Some More News, the podcast and YouTube show, has a great episode on this called "Are Rich people OK?". Basically, they dive into all the research suggesting that getting rich basically breaks people's brains. As relevant here, rich people tend to believe that they are rich because they are super smart, and that leads to them thinking any decisions they make must be correct because how could they be wrong?

The Some More News episode discusses this study which stuck with me

One experiment by psychologists at the University of California, Irvine, invited pairs of strangers to play a rigged Monopoly game where a coin flip designated one player rich and one poor.
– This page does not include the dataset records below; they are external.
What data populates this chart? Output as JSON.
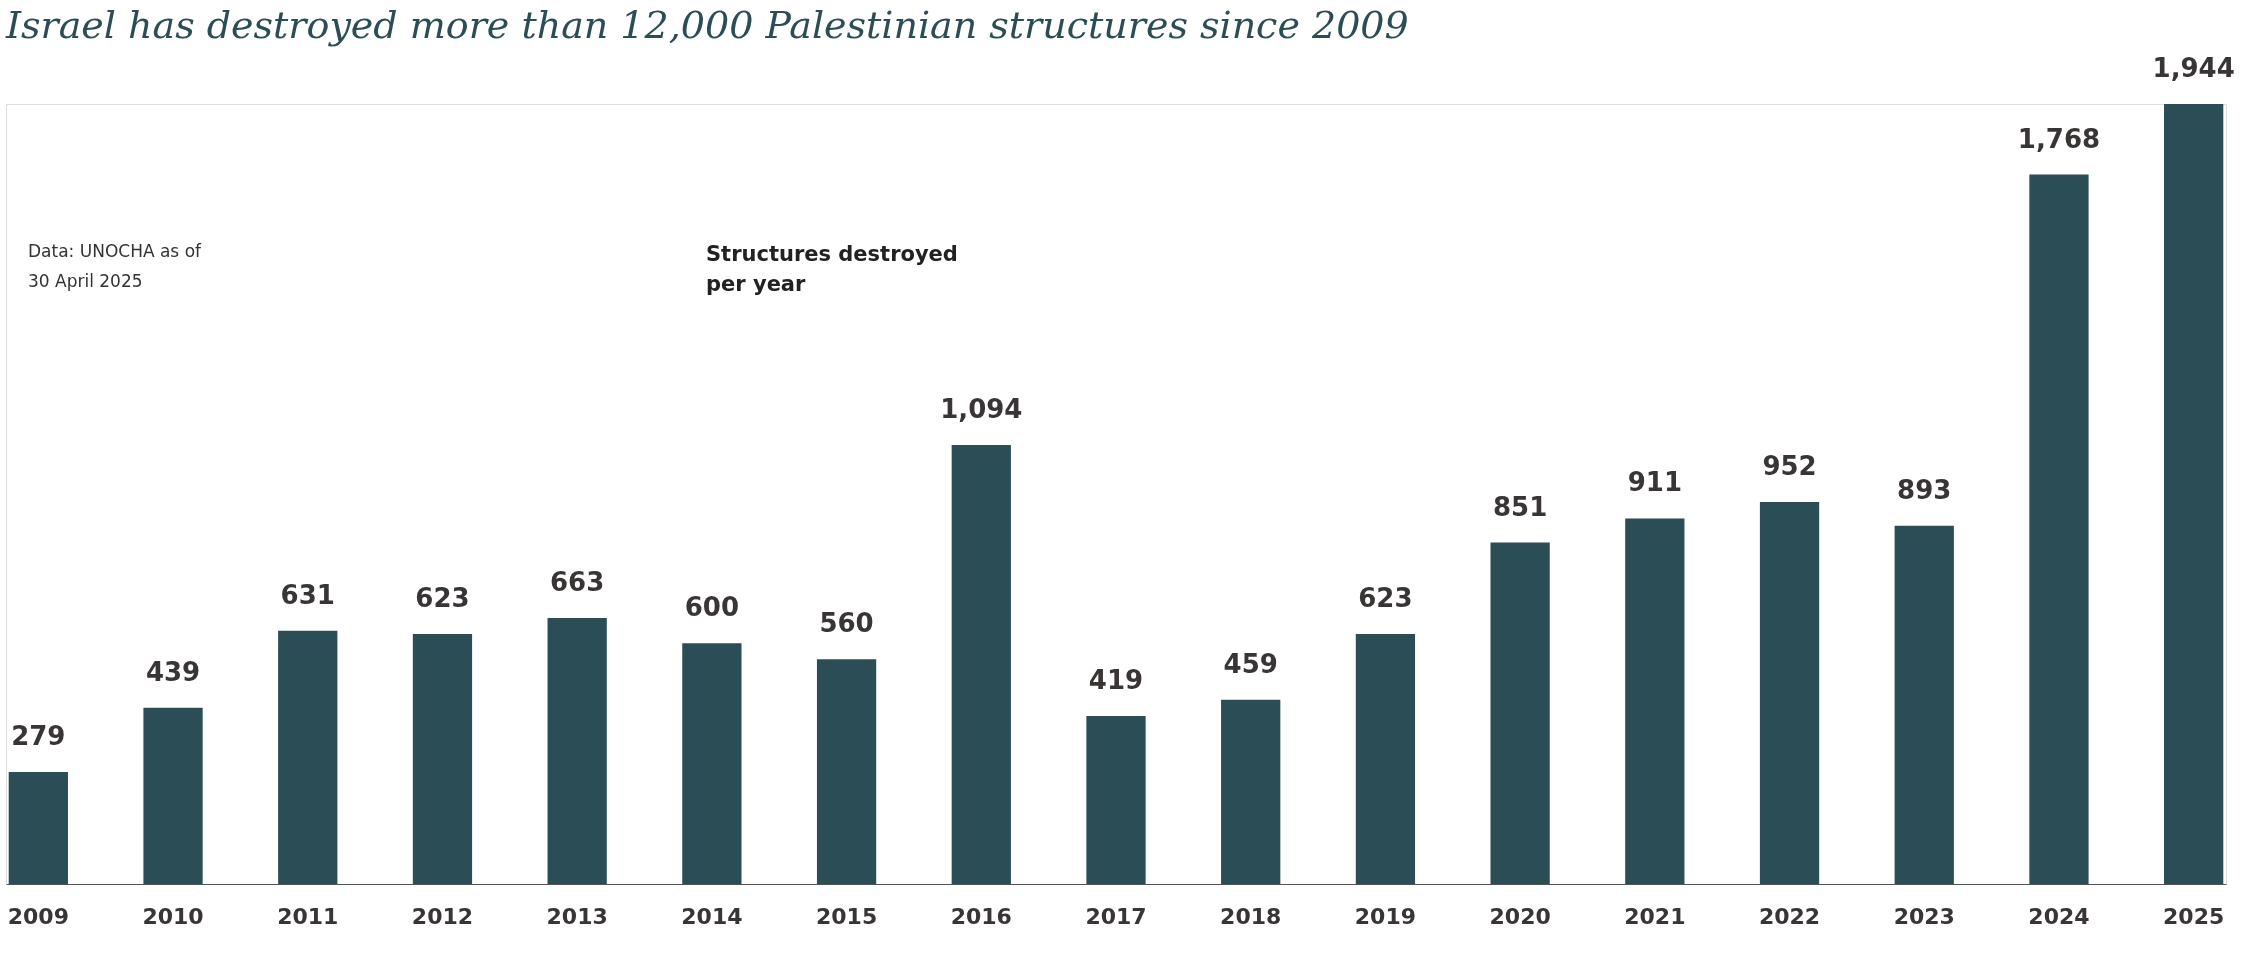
{
  "chart_data": {
    "type": "bar",
    "title": "Israel has destroyed more than 12,000 Palestinian structures since 2009",
    "categories": [
      "2009",
      "2010",
      "2011",
      "2012",
      "2013",
      "2014",
      "2015",
      "2016",
      "2017",
      "2018",
      "2019",
      "2020",
      "2021",
      "2022",
      "2023",
      "2024",
      "2025"
    ],
    "values": [
      279,
      439,
      631,
      623,
      663,
      600,
      560,
      1094,
      419,
      459,
      623,
      851,
      911,
      952,
      893,
      1768,
      1944
    ],
    "color": "#2b4d55",
    "value_labels": [
      "279",
      "439",
      "631",
      "623",
      "663",
      "600",
      "560",
      "1,094",
      "419",
      "459",
      "623",
      "851",
      "911",
      "952",
      "893",
      "1,768",
      "1,944"
    ],
    "annotations": [
      "Data: UNOCHA as of\n        30 April 2025",
      "Structures destroyed\nper year"
    ]
  }
}
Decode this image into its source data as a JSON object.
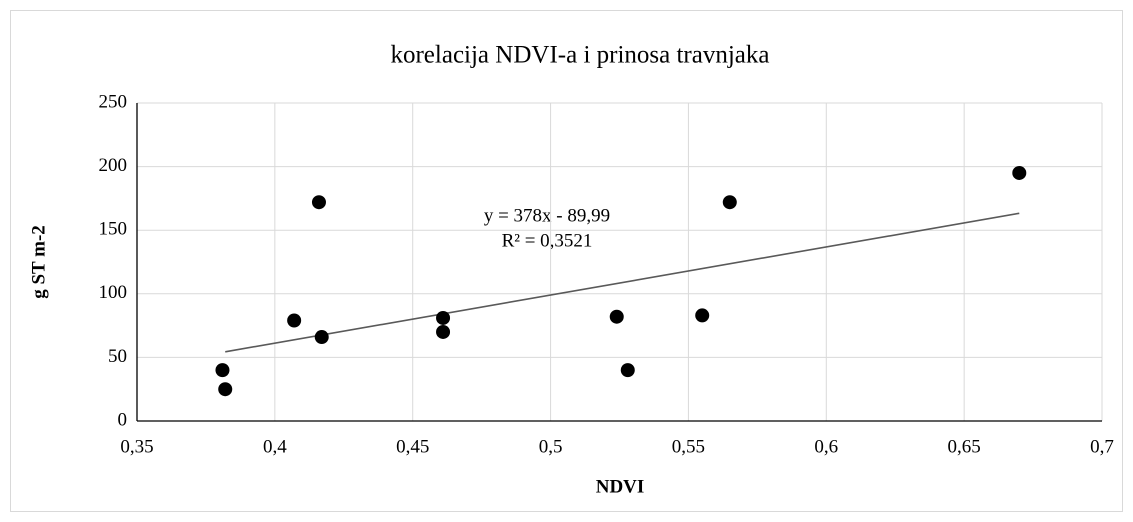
{
  "chart_data": {
    "type": "scatter",
    "title": "korelacija NDVI-a i prinosa travnjaka",
    "xlabel": "NDVI",
    "ylabel": "g ST m-2",
    "x": [
      0.381,
      0.382,
      0.407,
      0.416,
      0.417,
      0.461,
      0.461,
      0.524,
      0.528,
      0.555,
      0.565,
      0.67
    ],
    "series": [
      {
        "name": "g ST m-2",
        "color": "#000000",
        "values": [
          40,
          25,
          79,
          172,
          66,
          81,
          70,
          82,
          40,
          83,
          172,
          195
        ]
      }
    ],
    "trendline": {
      "color": "#595959",
      "x": [
        0.382,
        0.67
      ],
      "y": [
        54.4,
        163.3
      ]
    },
    "annotations": [
      "y = 378x - 89,99",
      "R² = 0,3521"
    ],
    "xlim": [
      0.35,
      0.7
    ],
    "xticks": [
      {
        "value": 0.35,
        "label": "0,35"
      },
      {
        "value": 0.4,
        "label": "0,4"
      },
      {
        "value": 0.45,
        "label": "0,45"
      },
      {
        "value": 0.5,
        "label": "0,5"
      },
      {
        "value": 0.55,
        "label": "0,55"
      },
      {
        "value": 0.6,
        "label": "0,6"
      },
      {
        "value": 0.65,
        "label": "0,65"
      },
      {
        "value": 0.7,
        "label": "0,7"
      }
    ],
    "ylim": [
      0,
      250
    ],
    "yticks": [
      0,
      50,
      100,
      150,
      200,
      250
    ],
    "grid": true
  }
}
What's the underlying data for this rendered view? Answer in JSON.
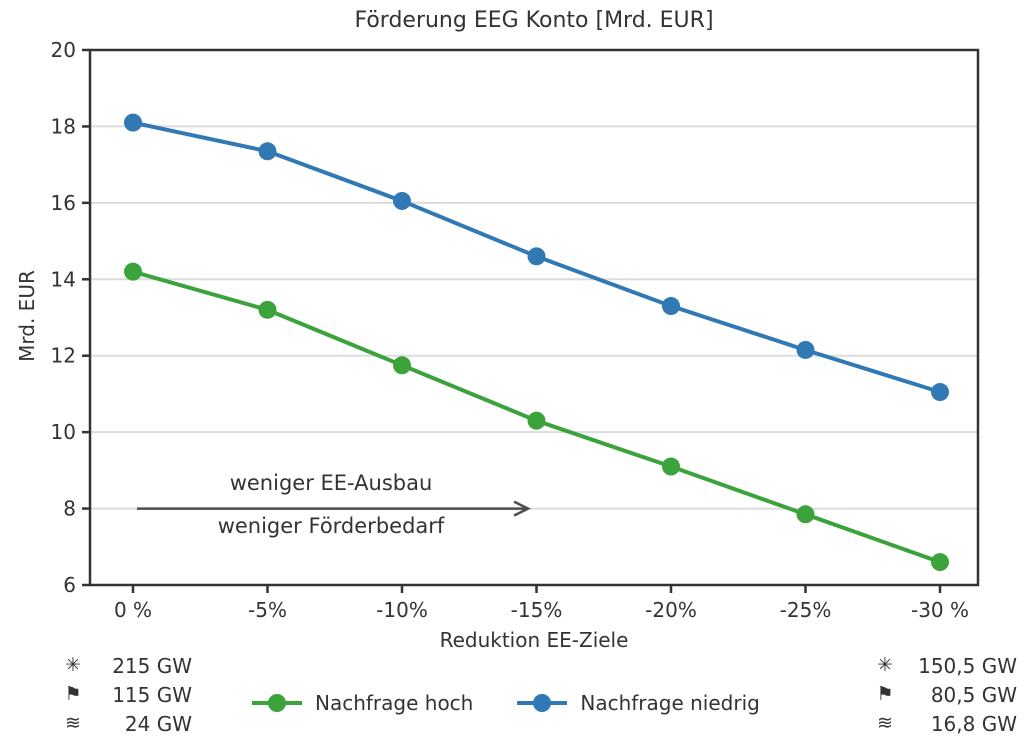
{
  "chart_data": {
    "type": "line",
    "title": "Förderung EEG Konto [Mrd. EUR]",
    "xlabel": "Reduktion EE-Ziele",
    "ylabel": "Mrd. EUR",
    "categories": [
      "0 %",
      "-5%",
      "-10%",
      "-15%",
      "-20%",
      "-25%",
      "-30 %"
    ],
    "ylim": [
      6,
      20
    ],
    "yticks": [
      6,
      8,
      10,
      12,
      14,
      16,
      18,
      20
    ],
    "grid": "horizontal light-gray gridlines at labeled y ticks",
    "legend_position": "bottom center, outside plot area",
    "series": [
      {
        "name": "Nachfrage hoch",
        "color": "#3CA33C",
        "marker": "circle",
        "values": [
          14.2,
          13.2,
          11.75,
          10.3,
          9.1,
          7.85,
          6.6
        ]
      },
      {
        "name": "Nachfrage niedrig",
        "color": "#3179B4",
        "marker": "circle",
        "values": [
          18.1,
          17.35,
          16.05,
          14.6,
          13.3,
          12.15,
          11.05
        ]
      }
    ],
    "annotation": {
      "text_above_arrow": "weniger EE-Ausbau",
      "text_below_arrow": "weniger Förderbedarf",
      "arrow_direction": "right",
      "arrow_y_value": 8
    }
  },
  "capacity_stats": {
    "left": [
      {
        "icon": "sun-icon",
        "glyph": "✳",
        "value": "215 GW"
      },
      {
        "icon": "flag-icon",
        "glyph": "⚑",
        "value": "115 GW"
      },
      {
        "icon": "waves-icon",
        "glyph": "≋",
        "value": "24 GW"
      }
    ],
    "right": [
      {
        "icon": "sun-icon",
        "glyph": "✳",
        "value": "150,5 GW"
      },
      {
        "icon": "flag-icon",
        "glyph": "⚑",
        "value": "80,5 GW"
      },
      {
        "icon": "waves-icon",
        "glyph": "≋",
        "value": "16,8 GW"
      }
    ]
  },
  "colors": {
    "text": "#333333",
    "axis": "#333333",
    "grid": "#dcdcdc",
    "arrow": "#4d4d4d",
    "green": "#3CA33C",
    "blue": "#3179B4",
    "background": "#ffffff"
  }
}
The rich players received twice as much money as their opponent to begin with; as they played the game, they got to roll two dice instead of one and move around the board twice as fast as their opponent; when they passed “Go,” they collected $200 to their opponent’s $100.

In various ways — through body language and boasting about their wealth, by smacking their pieces loudly against the playing board and making light of their opponents’ misfortune — the rich players began to act as though they deserved the good fortune that was largely a result of their lucky roll of the dice.

At the end of the game, when researchers asked the rich players why they had won the game, not one person attributed it to luck.

“They don’t talk about the flip of the coin. They talk about the things that they did. They talk about their acumen, they talk about their competencies, they talk about this decision or that decision,” that contributed to their win, Piff said in an interview with host David Brancaccio.